Language drive delivers votes

  • 2011-12-07
  • From wire reports

RIGA - Between Nov. 1 and 30, a total of 183,046 voters signed a petition for staging a referendum on granting the status of state language to Russian, according to the Central Election Commission’s preliminary data, reports LETA. It is therefore likely that the necessary amount of signatures has been collected and the petition will be submitted for review in Saeima.

The final results of the signature drive will be presented after all the signatures are verified, in three to four weeks.
This is a controversial exercise, quite possibly an unnecessary and wasteful tactic by its promoters to divide Latvian society.

The proposal to give Russian state language status does not represent the point of view of the majority of the general public, but is an attempt by some politicians to increase their popularity, President Andris Berzins said on Nov. 29 during an interview on the Latvian Radio 1 program ‘Krustpunkta.’
He said that he believes that the Latvian language must be the foundation of unity in Latvia. Berzins urged political parties to work together to find a way to move forward.
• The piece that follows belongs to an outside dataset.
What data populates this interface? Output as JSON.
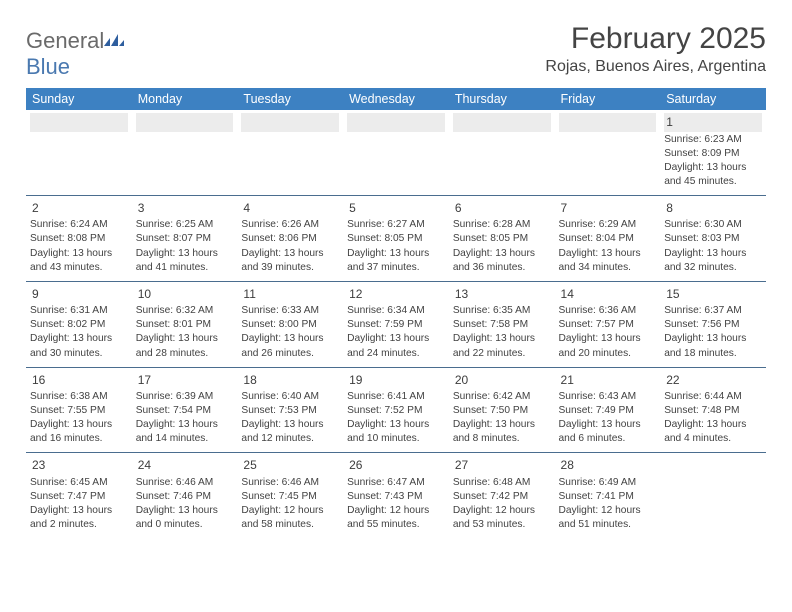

The recent activities by Riga Mayor Nils Usakovs (Harmony Center), in signing and supporting the petition demanding state language status for Russian, has substantially undermined his position with Latvian voters, said journalist Lato Lapsa in an interview with SestDiena magazine.

“As a result, Usakovs has strengthened his position with Russian voters, but I would like to see even one Latvian voter who would be prepared to vote for him in the next elections, except [Janis] Urbanovics of course,” Lapsa added.
“The Latvian language is under no threat from the referendum because our constitutional forefathers were smart enough not to allow mere provocation to alter the Constitution,” Speaker of Saeima Solvita Aboltina said at a Unity party Riga division meeting on Dec. 3.

The referendum on a second state language will be held, but there is no need to fear this, by placing emphasis on changing the community’s state of mind, Aboltina stated. “No one doubts that our nation belongs among Western democratic nations. Still, what is occurring now in Riga is a distressing process. What divides Rigans is not ethnicity. The problems are being caused by Harmony Center and its shoddy leadership of the city,” said Aboltina.
In the cash-strapped capital, which may lose up to 10 million lats in a Latvijas Krajbanka deposit due to poor financial decisions by Riga City Council, a mandatory public referendum, conducted two months after parliament’s decision, will cost 1.7 million lats to the state budget.

The bill envisages amending the Constitution’s articles 4, 18, 21, 101 and 104. The referendum will be held regardless of whether Saeima approves or votes down the bill. A total of 771,893 signatures will be required to make Russian the country’s second official language.

A total of 154,379 signatures were needed to stage the referendum.